The researchers have already created a map of Edmonton as a pilot project.
“Folks, we find, that are living in the western and the southern parts of the city get a lot more exposure to smog and air pollution and that direct heat, whereas folks living closer to the river, in downtown, are actually experiencing sometimes considerably less levels of exposure,” Lowe said.
“The impacts of climate, air pollution, temperature, are not static across the city,” Lowe added. “Based on that, how can we kind of tailor approaches to help mitigate the health impacts that are maybe going to be more relevant for Westmount, or Ellerslie or north Edmonton or downtown?”
This new project will expand on that — looking province-wide.
“In the rural areas, we think (of) great sweeping swaths of nature and a lot of green space, so they must be doing well, but when we think about their access to health services and different mitigation abilities, that is typically a lot less prevalent in these rural areas,” Lowe explained.
“We just really want to highlight to people, but also to stakeholders, governments, health-care providers, that when we’re thinking about the health of our populations, we can’t separate that from climate. This is something that’s really relevant now and conversely, on the positive side, it’s actionable now.

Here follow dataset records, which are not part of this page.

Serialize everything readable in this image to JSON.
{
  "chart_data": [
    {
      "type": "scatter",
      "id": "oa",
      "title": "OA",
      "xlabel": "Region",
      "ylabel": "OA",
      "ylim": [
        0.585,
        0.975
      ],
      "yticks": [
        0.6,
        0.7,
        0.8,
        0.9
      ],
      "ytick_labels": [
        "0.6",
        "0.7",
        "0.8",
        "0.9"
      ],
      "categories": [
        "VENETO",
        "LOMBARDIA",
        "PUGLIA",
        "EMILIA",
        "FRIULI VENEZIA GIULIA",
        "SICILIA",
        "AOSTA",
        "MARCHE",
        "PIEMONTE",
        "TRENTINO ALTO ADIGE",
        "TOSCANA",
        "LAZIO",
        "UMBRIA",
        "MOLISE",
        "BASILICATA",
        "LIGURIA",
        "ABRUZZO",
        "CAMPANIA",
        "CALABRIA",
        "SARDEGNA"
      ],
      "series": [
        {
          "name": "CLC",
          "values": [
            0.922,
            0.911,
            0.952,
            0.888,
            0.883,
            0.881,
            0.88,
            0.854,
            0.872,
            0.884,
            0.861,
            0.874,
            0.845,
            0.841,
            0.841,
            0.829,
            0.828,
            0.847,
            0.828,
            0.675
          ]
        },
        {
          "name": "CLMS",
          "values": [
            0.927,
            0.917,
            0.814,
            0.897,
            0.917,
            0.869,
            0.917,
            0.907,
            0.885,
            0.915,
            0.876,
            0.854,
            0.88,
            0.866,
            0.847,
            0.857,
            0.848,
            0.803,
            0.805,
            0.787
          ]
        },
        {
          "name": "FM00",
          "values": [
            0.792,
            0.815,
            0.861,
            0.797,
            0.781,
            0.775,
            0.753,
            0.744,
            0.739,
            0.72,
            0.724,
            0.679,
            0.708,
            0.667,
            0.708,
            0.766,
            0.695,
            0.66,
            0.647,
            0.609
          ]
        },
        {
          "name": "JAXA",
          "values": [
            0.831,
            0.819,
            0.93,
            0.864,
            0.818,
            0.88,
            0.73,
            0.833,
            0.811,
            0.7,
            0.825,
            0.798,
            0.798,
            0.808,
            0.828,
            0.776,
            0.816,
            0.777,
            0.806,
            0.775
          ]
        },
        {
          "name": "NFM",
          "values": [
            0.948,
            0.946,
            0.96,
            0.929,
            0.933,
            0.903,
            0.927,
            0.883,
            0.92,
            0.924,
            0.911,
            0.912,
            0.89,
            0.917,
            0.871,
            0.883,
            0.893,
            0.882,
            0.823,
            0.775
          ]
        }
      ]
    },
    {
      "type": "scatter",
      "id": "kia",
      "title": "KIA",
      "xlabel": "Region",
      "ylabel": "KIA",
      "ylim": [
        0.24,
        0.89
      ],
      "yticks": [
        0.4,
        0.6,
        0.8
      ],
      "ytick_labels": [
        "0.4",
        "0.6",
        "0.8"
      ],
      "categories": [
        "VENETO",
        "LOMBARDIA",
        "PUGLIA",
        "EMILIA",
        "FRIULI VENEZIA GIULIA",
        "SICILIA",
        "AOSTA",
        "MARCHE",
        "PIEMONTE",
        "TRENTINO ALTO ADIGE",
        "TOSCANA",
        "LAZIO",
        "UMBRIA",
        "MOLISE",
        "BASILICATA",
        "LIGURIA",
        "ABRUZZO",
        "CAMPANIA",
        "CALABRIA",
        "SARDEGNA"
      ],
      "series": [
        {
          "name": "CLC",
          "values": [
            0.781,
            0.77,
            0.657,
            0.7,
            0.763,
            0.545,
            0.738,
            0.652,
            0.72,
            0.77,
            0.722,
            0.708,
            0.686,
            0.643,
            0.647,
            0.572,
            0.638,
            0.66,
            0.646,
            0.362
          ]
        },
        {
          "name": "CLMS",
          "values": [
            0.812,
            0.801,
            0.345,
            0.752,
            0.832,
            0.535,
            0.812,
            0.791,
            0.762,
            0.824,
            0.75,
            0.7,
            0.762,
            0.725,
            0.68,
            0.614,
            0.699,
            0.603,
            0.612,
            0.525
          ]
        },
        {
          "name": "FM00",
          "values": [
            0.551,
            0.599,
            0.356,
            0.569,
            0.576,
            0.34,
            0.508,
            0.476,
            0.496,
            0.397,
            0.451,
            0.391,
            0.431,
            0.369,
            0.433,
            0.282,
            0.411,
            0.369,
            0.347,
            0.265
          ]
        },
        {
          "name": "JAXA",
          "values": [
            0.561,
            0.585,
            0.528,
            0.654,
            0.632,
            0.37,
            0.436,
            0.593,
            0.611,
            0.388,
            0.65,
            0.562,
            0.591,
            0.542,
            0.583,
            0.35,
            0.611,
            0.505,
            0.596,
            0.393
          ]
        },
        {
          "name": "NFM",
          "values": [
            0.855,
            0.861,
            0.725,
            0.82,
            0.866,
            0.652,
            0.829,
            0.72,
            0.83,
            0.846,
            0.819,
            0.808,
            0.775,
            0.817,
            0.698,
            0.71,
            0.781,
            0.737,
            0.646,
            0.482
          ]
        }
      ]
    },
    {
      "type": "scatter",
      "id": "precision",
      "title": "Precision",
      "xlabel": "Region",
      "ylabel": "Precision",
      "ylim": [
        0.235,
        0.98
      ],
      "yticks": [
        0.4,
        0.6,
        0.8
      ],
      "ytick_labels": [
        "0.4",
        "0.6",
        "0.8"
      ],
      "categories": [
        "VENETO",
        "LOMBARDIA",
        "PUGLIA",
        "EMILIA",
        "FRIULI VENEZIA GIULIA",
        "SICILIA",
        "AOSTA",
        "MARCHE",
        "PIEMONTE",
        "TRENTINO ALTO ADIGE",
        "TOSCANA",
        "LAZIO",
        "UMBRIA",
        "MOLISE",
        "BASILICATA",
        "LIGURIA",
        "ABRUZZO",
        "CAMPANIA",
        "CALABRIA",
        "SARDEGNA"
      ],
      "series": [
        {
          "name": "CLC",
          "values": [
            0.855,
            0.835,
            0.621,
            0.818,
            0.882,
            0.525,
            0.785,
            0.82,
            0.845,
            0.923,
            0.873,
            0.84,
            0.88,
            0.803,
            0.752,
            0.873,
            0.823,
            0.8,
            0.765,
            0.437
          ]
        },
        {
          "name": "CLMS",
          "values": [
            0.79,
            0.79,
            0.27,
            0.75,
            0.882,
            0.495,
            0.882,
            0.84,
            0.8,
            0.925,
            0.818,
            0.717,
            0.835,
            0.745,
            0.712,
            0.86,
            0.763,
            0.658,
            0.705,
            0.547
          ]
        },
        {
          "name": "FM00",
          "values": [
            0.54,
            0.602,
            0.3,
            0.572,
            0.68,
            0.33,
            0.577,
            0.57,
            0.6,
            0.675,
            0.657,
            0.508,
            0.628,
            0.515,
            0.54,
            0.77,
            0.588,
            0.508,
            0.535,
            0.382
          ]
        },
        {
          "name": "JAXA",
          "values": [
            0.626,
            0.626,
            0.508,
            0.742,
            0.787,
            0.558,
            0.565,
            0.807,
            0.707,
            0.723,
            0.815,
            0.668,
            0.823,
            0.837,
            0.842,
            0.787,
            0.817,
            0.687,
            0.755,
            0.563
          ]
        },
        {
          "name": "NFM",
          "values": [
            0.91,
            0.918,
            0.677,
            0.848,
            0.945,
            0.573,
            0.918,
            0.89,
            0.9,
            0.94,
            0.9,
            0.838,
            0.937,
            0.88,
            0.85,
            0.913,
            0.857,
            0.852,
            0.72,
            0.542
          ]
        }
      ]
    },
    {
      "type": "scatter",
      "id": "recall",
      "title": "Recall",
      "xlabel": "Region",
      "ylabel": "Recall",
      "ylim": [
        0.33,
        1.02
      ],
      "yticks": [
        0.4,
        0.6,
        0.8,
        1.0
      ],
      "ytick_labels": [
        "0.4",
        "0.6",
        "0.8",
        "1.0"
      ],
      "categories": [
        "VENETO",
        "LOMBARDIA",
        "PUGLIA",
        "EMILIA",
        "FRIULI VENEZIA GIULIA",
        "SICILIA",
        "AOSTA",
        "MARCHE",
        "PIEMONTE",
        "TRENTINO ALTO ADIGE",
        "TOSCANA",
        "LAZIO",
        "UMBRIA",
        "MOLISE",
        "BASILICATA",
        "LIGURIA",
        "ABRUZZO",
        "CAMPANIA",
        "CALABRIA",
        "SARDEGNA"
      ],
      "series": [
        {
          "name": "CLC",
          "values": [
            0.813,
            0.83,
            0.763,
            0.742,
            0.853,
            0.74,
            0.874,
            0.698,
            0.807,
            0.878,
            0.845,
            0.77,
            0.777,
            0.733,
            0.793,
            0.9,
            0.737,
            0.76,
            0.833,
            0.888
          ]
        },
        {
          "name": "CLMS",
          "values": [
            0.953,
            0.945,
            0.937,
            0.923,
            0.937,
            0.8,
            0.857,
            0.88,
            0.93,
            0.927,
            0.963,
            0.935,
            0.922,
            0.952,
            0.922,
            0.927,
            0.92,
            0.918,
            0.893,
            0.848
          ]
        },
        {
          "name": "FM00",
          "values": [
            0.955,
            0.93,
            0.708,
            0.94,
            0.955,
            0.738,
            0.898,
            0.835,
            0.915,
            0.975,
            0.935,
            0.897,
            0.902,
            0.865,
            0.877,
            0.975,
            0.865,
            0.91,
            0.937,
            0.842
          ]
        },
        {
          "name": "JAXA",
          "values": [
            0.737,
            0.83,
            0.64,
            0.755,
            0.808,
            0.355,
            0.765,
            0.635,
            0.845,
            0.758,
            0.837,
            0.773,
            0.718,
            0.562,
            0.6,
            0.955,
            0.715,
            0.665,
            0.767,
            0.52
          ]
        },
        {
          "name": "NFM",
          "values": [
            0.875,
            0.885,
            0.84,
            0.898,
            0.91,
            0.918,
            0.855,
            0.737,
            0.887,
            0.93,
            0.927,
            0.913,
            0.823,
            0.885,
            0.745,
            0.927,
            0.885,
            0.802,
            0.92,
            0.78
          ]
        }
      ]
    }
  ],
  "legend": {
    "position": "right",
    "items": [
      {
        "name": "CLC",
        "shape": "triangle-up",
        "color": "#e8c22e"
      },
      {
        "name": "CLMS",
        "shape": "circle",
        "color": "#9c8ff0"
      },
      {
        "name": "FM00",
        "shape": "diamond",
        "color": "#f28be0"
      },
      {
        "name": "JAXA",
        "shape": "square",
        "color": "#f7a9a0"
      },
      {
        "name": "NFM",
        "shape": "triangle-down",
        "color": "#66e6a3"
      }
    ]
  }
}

“Say you have this tree-planting initiative. These specific areas seem to be where that’s going to make the most impact whereas this other area, they actually have a lot of green space, but we need to work more on the accessibility of transit to different health centres, for example.”
All the data that goes into creating the index is publicly available. Lowe says it comes from provincial and national environmental labs, meteorological data and the Canadian census.
The team hopes the information displayed in the maps will help as governments create policy, and to guide and inspire decisions by industry, community groups and individuals.
“I know sometimes the picture that’s painted can be a bit grim, but there are these really important, grassroots, community-level actions that we can take today, and that we are taking a lot of today, that, when scaled up to the population level, can have really positive impacts for our health,” Lowe said.